In Spain, the country where I am from, some students would prefer to be taught by native teachers. They will say they prefer to listen to someone with an “authentic” accent. I have had English, French and German native teachers and I remember how exciting (and exotic) I always thought that was. There was this person who was coming from another country with a different language, a different culture and different experiences. However, thinking back I do not recall learning more with them than I did with my non-native teachers.
Now, it is me the (exotic) native teacher who comes from a foreign country and, although I must say I thoroughly enjoy sharing my language, culture and experiences with my students, the fact that I teach my own language does not make my job much easier. To be honest, had it not been for my training as a teacher, I would have really struggled, even if I was an expert in my field!
So, what would I recommend those who are thinking of becoming native teachers?
First of all, think of your students. You cannot treat your students as a big homogenous mass. You need to know what is their motivation to study your language. Your students may be 9 year old children who are starting to learn the language, teenagers who are not specially interested in the subject, young people who enjoy learning a language and have a hunger to achieve good results in their academic life or adults who want to learn a new language because of their job or just because they want to visit a country during their holidays and they would like to communicate in the local language.
All groups are not the same and you may find yourself dealing with different dynamics. Our job involves working with people and there are not two people who have exactly the same needs. So it is important to understand these needs. Non-native teachers have a significant advantage compared to native teachers: their learning experience has been similar to their students’, so they understand better which difficulties they may encounter. Sometimes I have found difficult to understand why my students would struggle with different tenses or with the pronunciation of a particular word, whereas my colleagues have been able to foresee any issues before they have even arised.
Being a native speaker does not make you a good language teacher, but this happens with any subject. You may be an eminent scientist, but that does not make you a good Science teacher. A teacher has to be a facilitator of knowledge. It may sound ironic, but it is important to learn how to teach before you start teaching. To some people it may come naturally, but some of us need training to master our teaching skills.
As I mentioned earlier, pronunciation is also important, but it is not more important than fluency and that can only be acquired by practice. There are other skills that are equally important such as writing, reading and listening. You do not need to be a native to teach all of these skills. However, it may make more sense trying to communicate with a native speaker in their own language. After all, you are learning a language because you want to communicate with other people whose mother tongue is not the same as yours. Many people get frustrated if they make mistakes when they communicate. Unfortunately, they do not understand this is part of the whole process of learning. So I tell my students I also make mistakes in English. After all, it is not my mother tongue, but I can still communicate successfully.

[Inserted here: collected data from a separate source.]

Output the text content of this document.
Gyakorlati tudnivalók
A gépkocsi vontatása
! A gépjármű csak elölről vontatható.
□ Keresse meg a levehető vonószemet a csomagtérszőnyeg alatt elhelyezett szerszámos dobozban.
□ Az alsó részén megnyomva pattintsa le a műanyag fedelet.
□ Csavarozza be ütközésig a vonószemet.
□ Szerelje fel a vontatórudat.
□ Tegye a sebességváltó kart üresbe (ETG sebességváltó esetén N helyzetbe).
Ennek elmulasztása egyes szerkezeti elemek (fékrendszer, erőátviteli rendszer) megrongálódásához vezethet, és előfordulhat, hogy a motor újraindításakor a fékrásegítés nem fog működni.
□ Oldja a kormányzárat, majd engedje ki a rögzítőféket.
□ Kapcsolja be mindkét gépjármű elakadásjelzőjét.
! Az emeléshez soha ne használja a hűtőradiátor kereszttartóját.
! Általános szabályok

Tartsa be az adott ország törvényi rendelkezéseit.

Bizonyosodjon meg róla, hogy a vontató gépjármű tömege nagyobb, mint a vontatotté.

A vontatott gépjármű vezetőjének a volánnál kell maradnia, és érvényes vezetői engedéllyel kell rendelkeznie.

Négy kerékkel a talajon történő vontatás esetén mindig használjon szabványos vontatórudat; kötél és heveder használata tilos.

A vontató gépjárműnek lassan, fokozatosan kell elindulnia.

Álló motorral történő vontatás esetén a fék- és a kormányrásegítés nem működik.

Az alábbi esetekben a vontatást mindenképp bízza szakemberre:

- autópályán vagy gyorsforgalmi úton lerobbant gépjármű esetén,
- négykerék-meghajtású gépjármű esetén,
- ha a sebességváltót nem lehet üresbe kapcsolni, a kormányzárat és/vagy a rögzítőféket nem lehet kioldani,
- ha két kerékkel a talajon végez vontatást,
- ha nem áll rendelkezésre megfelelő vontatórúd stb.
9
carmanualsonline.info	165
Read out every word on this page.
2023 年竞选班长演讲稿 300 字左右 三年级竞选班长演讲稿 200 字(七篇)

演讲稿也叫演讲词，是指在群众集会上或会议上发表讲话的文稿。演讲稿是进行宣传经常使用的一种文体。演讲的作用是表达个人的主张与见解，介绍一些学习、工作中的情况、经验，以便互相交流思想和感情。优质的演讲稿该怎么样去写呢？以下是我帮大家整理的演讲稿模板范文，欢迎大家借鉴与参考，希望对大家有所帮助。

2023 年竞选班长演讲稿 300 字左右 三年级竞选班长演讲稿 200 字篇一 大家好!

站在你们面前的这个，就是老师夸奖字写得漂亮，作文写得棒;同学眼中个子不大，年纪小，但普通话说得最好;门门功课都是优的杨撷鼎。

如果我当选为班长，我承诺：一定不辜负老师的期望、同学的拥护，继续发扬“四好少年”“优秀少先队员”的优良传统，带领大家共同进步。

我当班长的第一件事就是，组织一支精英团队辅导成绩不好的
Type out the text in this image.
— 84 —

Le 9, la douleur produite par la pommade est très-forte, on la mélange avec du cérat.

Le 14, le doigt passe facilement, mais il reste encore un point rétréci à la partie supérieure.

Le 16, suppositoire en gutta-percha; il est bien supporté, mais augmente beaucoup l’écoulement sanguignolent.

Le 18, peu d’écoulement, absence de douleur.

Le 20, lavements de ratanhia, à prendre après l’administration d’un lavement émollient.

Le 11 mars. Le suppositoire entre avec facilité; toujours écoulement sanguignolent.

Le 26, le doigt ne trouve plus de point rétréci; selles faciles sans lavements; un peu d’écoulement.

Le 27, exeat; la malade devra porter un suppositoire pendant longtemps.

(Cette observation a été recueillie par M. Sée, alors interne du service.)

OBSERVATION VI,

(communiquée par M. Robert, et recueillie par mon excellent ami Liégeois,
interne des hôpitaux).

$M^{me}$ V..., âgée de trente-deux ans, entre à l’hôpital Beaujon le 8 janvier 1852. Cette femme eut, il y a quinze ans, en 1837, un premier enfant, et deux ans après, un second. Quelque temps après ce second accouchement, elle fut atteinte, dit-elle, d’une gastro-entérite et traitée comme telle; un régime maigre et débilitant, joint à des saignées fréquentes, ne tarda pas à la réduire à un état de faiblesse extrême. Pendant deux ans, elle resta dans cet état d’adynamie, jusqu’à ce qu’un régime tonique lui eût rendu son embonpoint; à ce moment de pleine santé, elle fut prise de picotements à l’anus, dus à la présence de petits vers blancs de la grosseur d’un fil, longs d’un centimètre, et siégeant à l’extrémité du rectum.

So, are there any advantages to being a native teacher? The answer is yes and that is actually our strongest point. We can inspire our students by talking about our culture, our history and our traditions and how these are linked to theirs. I can tell my students what life is like in Spain, I can tell them about why siestas are such a bliss in the summer, why we eat our lunch and dinner so late compared to them and I can also tell them we do not say “please”, “thank you” and “sorry” so often, but that does not make us rude. I can also say that women never lose their surnames so I have my mum’s and dad’s names or I can explain why some of us still live with our parents in our late twenties or early thirties. I can also tell them about my personal experience and how learning a language has helped me travel to places.
All in all, being a native speaker does not make you a good teacher. It is your teaching skills that make you a good teacher and these skills can be acquired thanks to training. It is important to understand the needs of those we teach and make sure we use our strongest points as native speakers in order to help them and inspire them.
(Note: this post is not based on any study. I have just narrated my experience as a native teacher and I have expressed my personal opinion on teaching and learning languages).